Component	Parameters
Token embeddings	50,257 × 768 = 38.6M
Positional embeddings	1,024 × 768 = 0.8M
Per block: Attention (Q,K,V,O matrices)	4 × (768 × 768) = 2.4M
Per block: FFN (W₁, W₂)	(768×3072) + (3072×768) = 4.7M
Per block: LayerNorms	≈ 0.003M
12 blocks × (2.4 + 4.7)M	85.2M
Final LayerNorm + unembedding	≈ 0.6M
Total	≈ 117M

GPT-3 uses 175 billion parameters — the same architecture, scaled up: 96 layers, 96 heads, d_model = 12,288. Every forward pass still executes the same sequence of operations you now understand.

What Training Actually Does

During training on a large text corpus, the loss is the average cross-entropy across all positions (here N is sequence length):

L = -(1/N) Σₜ log P(tokenₜ | token₁, ..., tokenₜ₋₁)

For each training step:

Run a forward pass on a batch of sequences.
Compute the cross-entropy loss.
Run backpropagation to compute gradients for all 117M parameters.
Update all parameters with gradient descent (usually Adam optimiser).
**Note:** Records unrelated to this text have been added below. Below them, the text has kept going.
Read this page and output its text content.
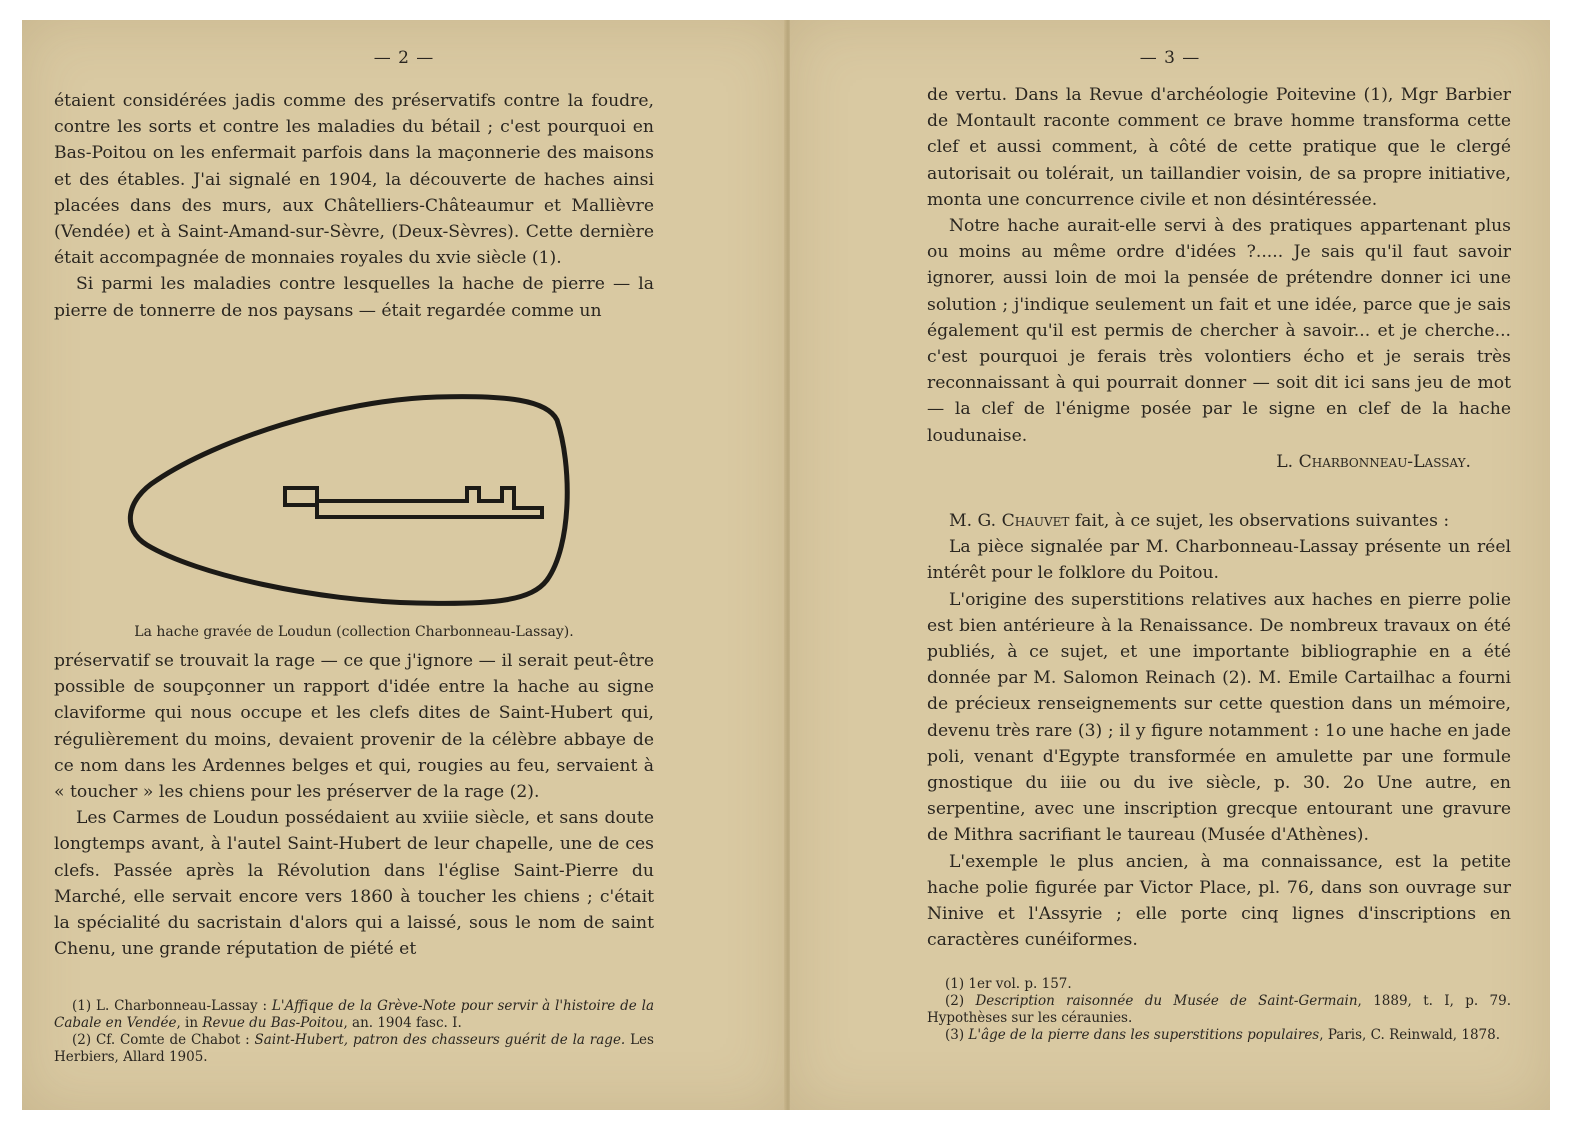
— 2 —

étaient considérées jadis comme des préservatifs contre la foudre, contre les sorts et contre les maladies du bétail ; c'est pourquoi en Bas-Poitou on les enfermait parfois dans la maçonnerie des maisons et des étables. J'ai signalé en 1904, la découverte de haches ainsi placées dans des murs, aux Châtelliers-Châteaumur et Mallièvre (Vendée) et à Saint-Amand-sur-Sèvre, (Deux-Sèvres). Cette dernière était accompagnée de monnaies royales du xvie siècle (1).

Si parmi les maladies contre lesquelles la hache de pierre — la pierre de tonnerre de nos paysans — était regardée comme un

La hache gravée de Loudun (collection Charbonneau-Lassay).

préservatif se trouvait la rage — ce que j'ignore — il serait peut-être possible de soupçonner un rapport d'idée entre la hache au signe claviforme qui nous occupe et les clefs dites de Saint-Hubert qui, régulièrement du moins, devaient provenir de la célèbre abbaye de ce nom dans les Ardennes belges et qui, rougies au feu, servaient à « toucher » les chiens pour les préserver de la rage (2).

Les Carmes de Loudun possédaient au xviiie siècle, et sans doute longtemps avant, à l'autel Saint-Hubert de leur chapelle, une de ces clefs. Passée après la Révolution dans l'église Saint-Pierre du Marché, elle servait encore vers 1860 à toucher les chiens ; c'était la spécialité du sacristain d'alors qui a laissé, sous le nom de saint Chenu, une grande réputation de piété et

(1) L. Charbonneau-Lassay : L'Affique de la Grève-Note pour servir à l'histoire de la Cabale en Vendée, in Revue du Bas-Poitou, an. 1904 fasc. I.

(2) Cf. Comte de Chabot : Saint-Hubert, patron des chasseurs guérit de la rage. Les Herbiers, Allard 1905.

— 3 —

de vertu. Dans la Revue d'archéologie Poitevine (1), Mgr Barbier de Montault raconte comment ce brave homme transforma cette clef et aussi comment, à côté de cette pratique que le clergé autorisait ou tolérait, un taillandier voisin, de sa propre initiative, monta une concurrence civile et non désintéressée.

Notre hache aurait-elle servi à des pratiques appartenant plus ou moins au même ordre d'idées ?..... Je sais qu'il faut savoir ignorer, aussi loin de moi la pensée de prétendre donner ici une solution ; j'indique seulement un fait et une idée, parce que je sais également qu'il est permis de chercher à savoir... et je cherche... c'est pourquoi je ferais très volontiers écho et je serais très reconnaissant à qui pourrait donner — soit dit ici sans jeu de mot — la clef de l'énigme posée par le signe en clef de la hache loudunaise.

L. Charbonneau-Lassay.

M. G. Chauvet fait, à ce sujet, les observations suivantes :

La pièce signalée par M. Charbonneau-Lassay présente un réel intérêt pour le folklore du Poitou.

L'origine des superstitions relatives aux haches en pierre polie est bien antérieure à la Renaissance. De nombreux travaux on été publiés, à ce sujet, et une importante bibliographie en a été donnée par M. Salomon Reinach (2). M. Emile Cartailhac a fourni de précieux renseignements sur cette question dans un mémoire, devenu très rare (3) ; il y figure notamment : 1o une hache en jade poli, venant d'Egypte transformée en amulette par une formule gnostique du iiie ou du ive siècle, p. 30. 2o Une autre, en serpentine, avec une inscription grecque entourant une gravure de Mithra sacrifiant le taureau (Musée d'Athènes).

L'exemple le plus ancien, à ma connaissance, est la petite hache polie figurée par Victor Place, pl. 76, dans son ouvrage sur Ninive et l'Assyrie ; elle porte cinq lignes d'inscriptions en caractères cunéiformes.

(1) 1er vol. p. 157.

(2) Description raisonnée du Musée de Saint-Germain, 1889, t. I, p. 79. Hypothèses sur les céraunies.

(3) L'âge de la pierre dans les superstitions populaires, Paris, C. Reinwald, 1878.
After training on hundreds of billions of tokens, the weights encode enough statistical structure about language that the model can answer questions, write code, translate, summarise, and reason — all from next-token prediction.

Key Takeaways

A transformer block = MultiHeadAttention + FFN, each wrapped with LayerNorm and a residual connection.
Layer normalisation stabilises training by keeping activations at a consistent scale.
Residual connections allow gradients to flow directly to early layers, making deep networks trainable.
The FFN sublayer applies a two-layer MLP at each position independently, with hidden dimension 4×d_model.
Positional encoding injects position information by adding sinusoidal or learned vectors to token embeddings.
GPT is decoder-only: it predicts the next token autoregressively using a causally masked transformer stack.
One forward pass = embed → position encode → N×(LayerNorm+Attention+Residual+LayerNorm+FFN+Residual) → linear → softmax.

You now have the complete mathematical picture of how GPT works, built from nothing but addition, multiplication, and the chain rule. Every “emergent” capability in a language model traces back to these operations, repeated billions of times on billions of tokens.